Map from The New York Times using Equality of Opportunity Project data. Click on it for a larger version. For an interactive version, click here.

By Alyson Zandt, MDC

It's your lucky day! There's new data available about inter-generational income mobility, this time at the county level. Sadly, the data show fewer lucky days for children born in the South. Once again, it's the region of the country with the lowest levels of mobility.

Twenty-five of the 100 largest U.S. counties are in the South. When the 100 largest counties are ranked by mobility, 18 Southern counties are in the bottom half of the list. The seven Southern counties that make it into the top half are all in Florida, Virginia, and Texas. A low-income child growing up in Mecklenburg County, North Carolina, will earn 13.8 percent less as an adult than in a county with an average level of mobility. (We went to Charlotte to find out how leaders there are responding to low mobility.)

The above data come from the Equality of Opportunity project. (We used one of their earlier studies on the geographic variation of mobility in the State of the South report.) Using data from Moving to Opportunity, a Department of Housing and Urban Development initiative, this new study illustrates the influence that birthplace has on a child’s income as an adult. As the NYT coverage of the study explains:

The main innovation of the new paper — part of the Equality of Opportunity Project, involving multiple researchers — is its focus on children who moved. Doing so allows the economists to ask whether the places themselves actually affect outcomes. The alternative is that, say, Baltimore happens to be home to a large number of children who would struggle no matter where they grew up.

The data suggests otherwise. The easiest way to understand the pattern may be the different effects on siblings, who have so much in common. Younger siblings who moved from a bad area to a better one earned more as adults than their older siblings who were part of the same move. The particular environment of a city really does seem to affect its residents.

The idea of comparing kids who move from a low-mobility place to a more mobile place is very useful for demonstrating the problem that the resources and infrastructure of place matter significantly for success. But the study's results don't suggest a clear solution for improving mobility at scale. Do we build escape routes for the lucky few to leave communities with low rates of mobility, or do we invest in the creation of conditions where economic success is possible, and consistently likely, everywhere? To significantly change the patterns of mobility in the South, we can't just move everyone out of high-poverty counties or neighborhoods — we have to invest in those places to improve outcomes.

While the Equality of Opportunity Project's research on the geographic variation of income mobility doesn't demonstrate causal links (meaning, they don't speculate on why a particular place has a low or high level of mobility), it does find strong correlations between five factors and the level of income mobility: economic segregation, social capital, family structure, income inequality, and school quality. Again, this doesn't necessarily mean any of these factors are causing low mobility; it's likely that the historical and economic factors that led to low mobility in a place have also contributed to disparities, like lower quality schools or concentrated poverty.

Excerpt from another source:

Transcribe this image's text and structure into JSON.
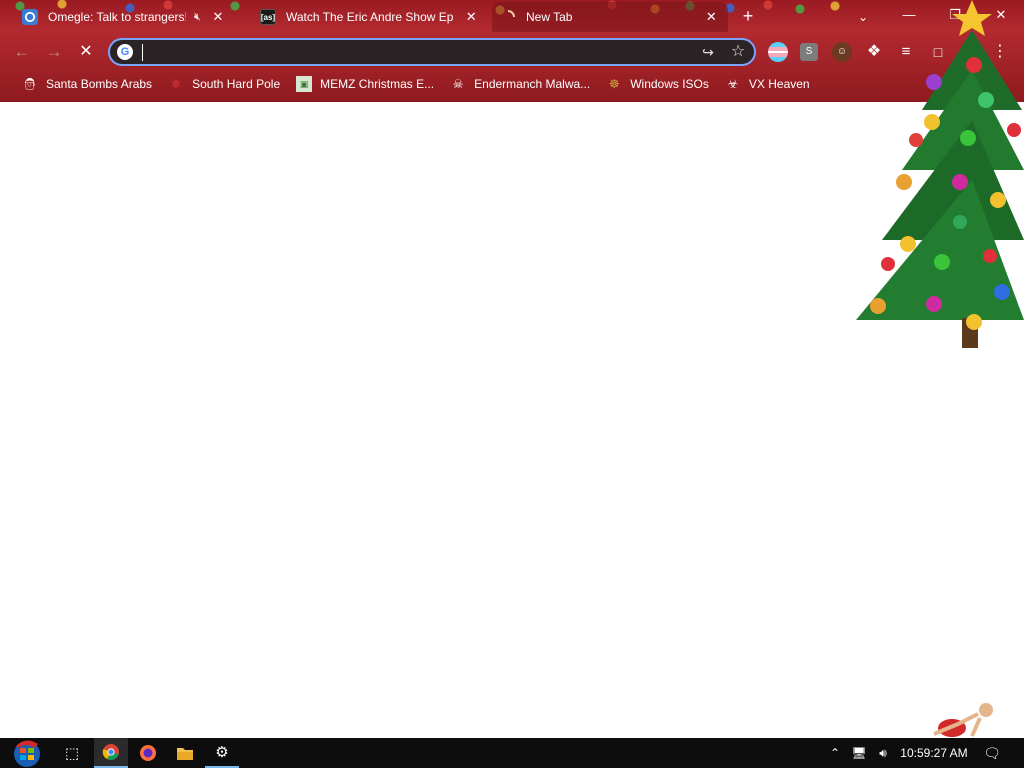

The history of a community influences its current structure; wages, occupation types, economic and racial segregation, resource allocation for public services, and wealth distribution all follow the pattern of a place's particular history of social exclusion and economic exploitation. Because of these place-specific contextual factors, many of the interventions we can make to improve economic mobility are within the sphere of control of local actors.

Southern communities must build strong place-based infrastructures of opportunity, consisting of a clear and deliberate set of pathways and supports that connect youth and young adults to educational credentials and economic opportunity. This work is already happening across the South, from Brownsville's community partnership focused on improving postsecondary success, Durham's effort to improve education-to-career pathways, and Greenville's public-private partnerships to combat intergenerational poverty. By investing in long-term, place-based efforts like these across the region, we can get closer to providing all Southern young people with a chance to thrive, regardless of race and ethnicity, gender, class, and neighborhood.